Tribal Affiliation: Navajo

Tommy SingerAll of Tommy Singer’s work is very distinctive, and is coveted by collectors and enthusiasts alike.

He worked for years with his family creating beautiful jewelry in silver and gold with traditional patterns and designs. Tommy was a silversmith for over 50 years

When he was just seven years old, he learned the art of silversmithing from his father, Tsinnigine Hathali, who was a Navajo Medicine man. Tommy incorporates many traditional sandpainting and rug designs of the Navajo People into his jewelry. Tommy began creating jewelry full-time at the age of 21. His early works were done in the Silver overlay technique.
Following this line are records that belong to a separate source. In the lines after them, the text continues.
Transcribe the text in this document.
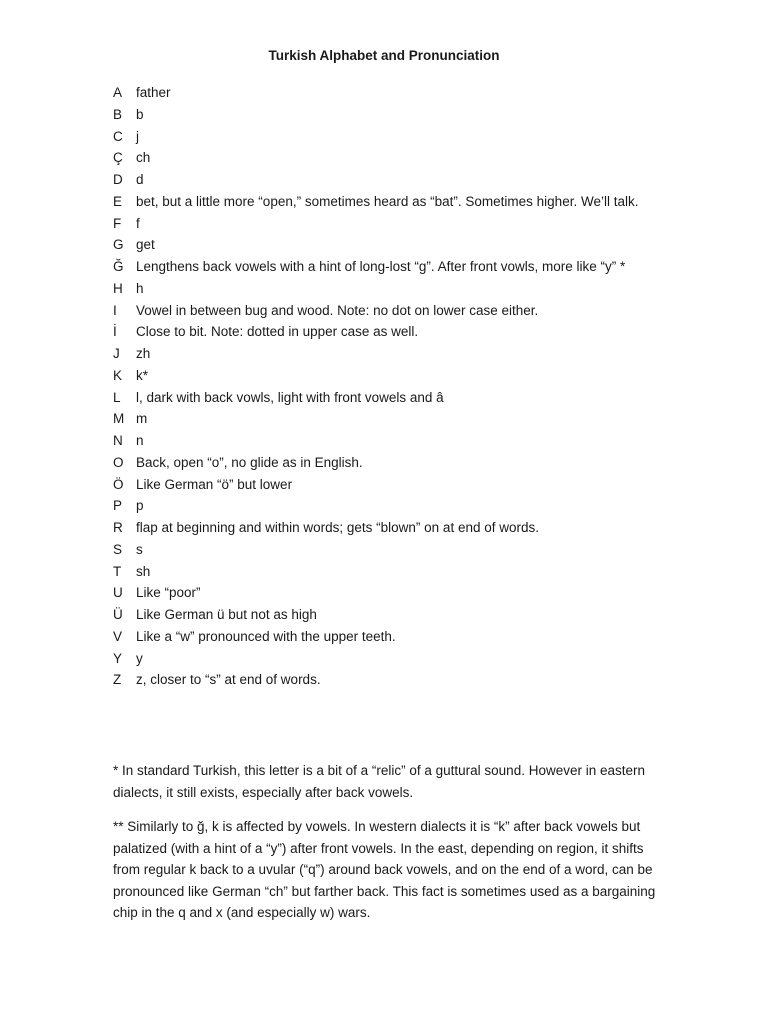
Turkish Alphabet and Pronunciation
A father
B b
C j
Ç ch
D d
E bet, but a little more “open,” sometimes heard as “bat”. Sometimes higher. We’ll talk.
F f
G get
Ğ Lengthens back vowels with a hint of long-lost “g”. After front vowls, more like “y” *
H h
I Vowel in between bug and wood. Note: no dot on lower case either.
İ Close to bit. Note: dotted in upper case as well.
J zh
K k*
L l, dark with back vowls, light with front vowels and â
M m
N n
O Back, open “o”, no glide as in English.
Ö Like German “ö” but lower
P p
R flap at beginning and within words; gets “blown” on at end of words.
S s
T sh
U Like “poor”
Ü Like German ü but not as high
V Like a “w” pronounced with the upper teeth.
Y y
Z z, closer to “s” at end of words.

* In standard Turkish, this letter is a bit of a “relic” of a guttural sound. However in eastern dialects, it still exists, especially after back vowels.

** Similarly to ğ, k is affected by vowels. In western dialects it is “k” after back vowels but palatized (with a hint of a “y”) after front vowels. In the east, depending on region, it shifts from regular k back to a uvular (“q”) around back vowels, and on the end of a word, can be pronounced like German “ch” but farther back. This fact is sometimes used as a bargaining chip in the q and x (and especially w) wars.
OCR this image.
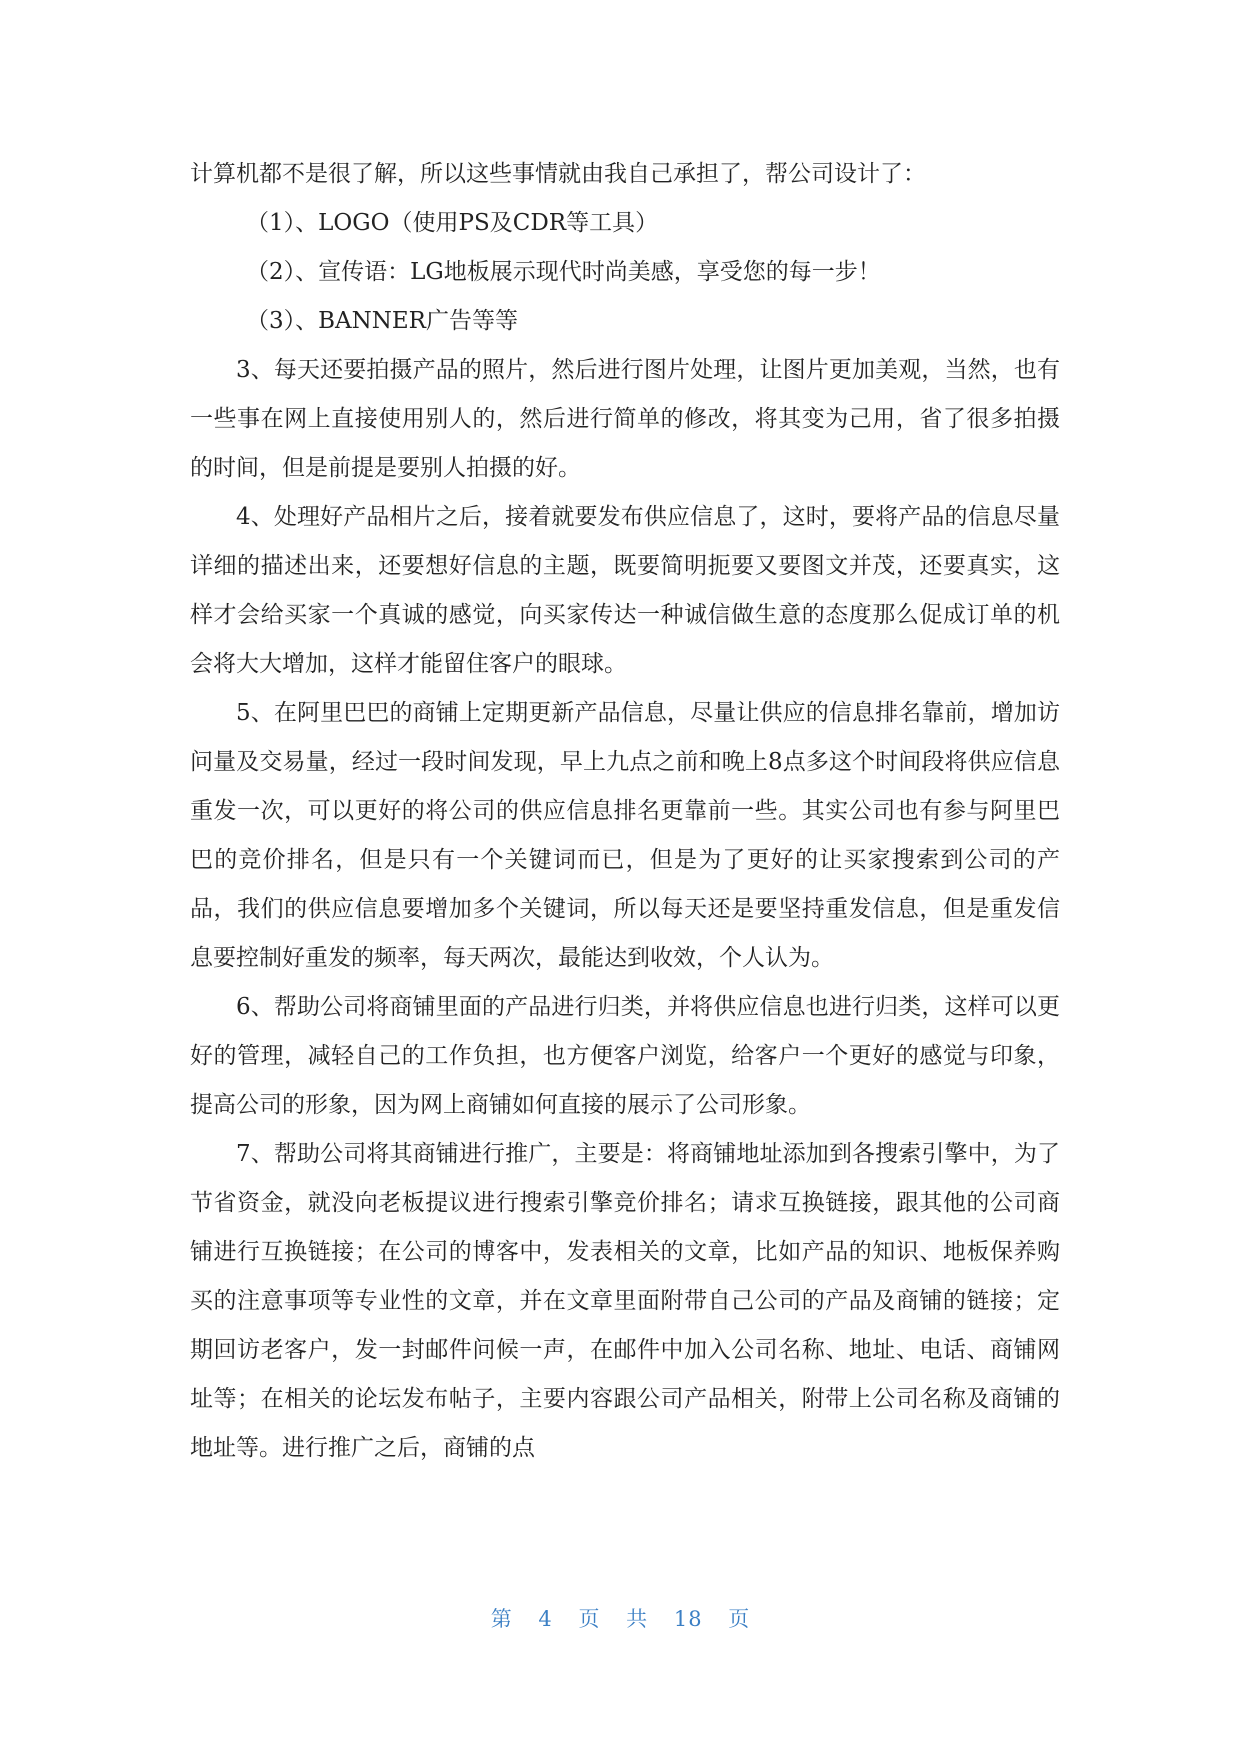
计算机都不是很了解，所以这些事情就由我自己承担了，帮公司设计了：

（1）、LOGO（使用PS及CDR等工具）

（2）、宣传语：LG地板展示现代时尚美感，享受您的每一步！

（3）、BANNER广告等等

3、每天还要拍摄产品的照片，然后进行图片处理，让图片更加美观，当然，也有一些事在网上直接使用别人的，然后进行简单的修改，将其变为己用，省了很多拍摄的时间，但是前提是要别人拍摄的好。

4、处理好产品相片之后，接着就要发布供应信息了，这时，要将产品的信息尽量详细的描述出来，还要想好信息的主题，既要简明扼要又要图文并茂，还要真实，这样才会给买家一个真诚的感觉，向买家传达一种诚信做生意的态度那么促成订单的机会将大大增加，这样才能留住客户的眼球。

5、在阿里巴巴的商铺上定期更新产品信息，尽量让供应的信息排名靠前，增加访问量及交易量，经过一段时间发现，早上九点之前和晚上8点多这个时间段将供应信息重发一次，可以更好的将公司的供应信息排名更靠前一些。其实公司也有参与阿里巴巴的竞价排名，但是只有一个关键词而已，但是为了更好的让买家搜索到公司的产品，我们的供应信息要增加多个关键词，所以每天还是要坚持重发信息，但是重发信息要控制好重发的频率，每天两次，最能达到收效，个人认为。

6、帮助公司将商铺里面的产品进行归类，并将供应信息也进行归类，这样可以更好的管理，减轻自己的工作负担，也方便客户浏览，给客户一个更好的感觉与印象，提高公司的形象，因为网上商铺如何直接的展示了公司形象。

7、帮助公司将其商铺进行推广，主要是：将商铺地址添加到各搜索引擎中，为了节省资金，就没向老板提议进行搜索引擎竞价排名；请求互换链接，跟其他的公司商铺进行互换链接；在公司的博客中，发表相关的文章，比如产品的知识、地板保养购买的注意事项等专业性的文章，并在文章里面附带自己公司的产品及商铺的链接；定期回访老客户，发一封邮件问候一声，在邮件中加入公司名称、地址、电话、商铺网址等；在相关的论坛发布帖子，主要内容跟公司产品相关，附带上公司名称及商铺的地址等。进行推广之后，商铺的点

第 4 页 共 18 页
While working with scrap turquoise chips, Tommy pioneered the technique of chip inlay, a technique of using turquoise or coral chips in silverwork. This technique is used by thousands of artists to this day.

 Tommy later returned to his roots by creating exquisite silver overlaid jewelry with intricate designs. He often included 14 Karat gold overlaid on silver. His signature overlaid beads feature prominently in his necklaces. He perfected his craft in a small studio surrounded with his family and other tribal members.

When asked about his work, Singer said, “Every piece is made with the various meanings from my traditional ways – the Navajo way of living. My father was a silversmith, too. He taught me, and wanted me to continue this trade. It was my father’s dream that I learn to silversmith, so that I could continue his beliefs.”  His distinct style of jewelry is recognized the world over. Tommy Singer is considered by many as one of the greatest contemporary Native American silversmithe of our time.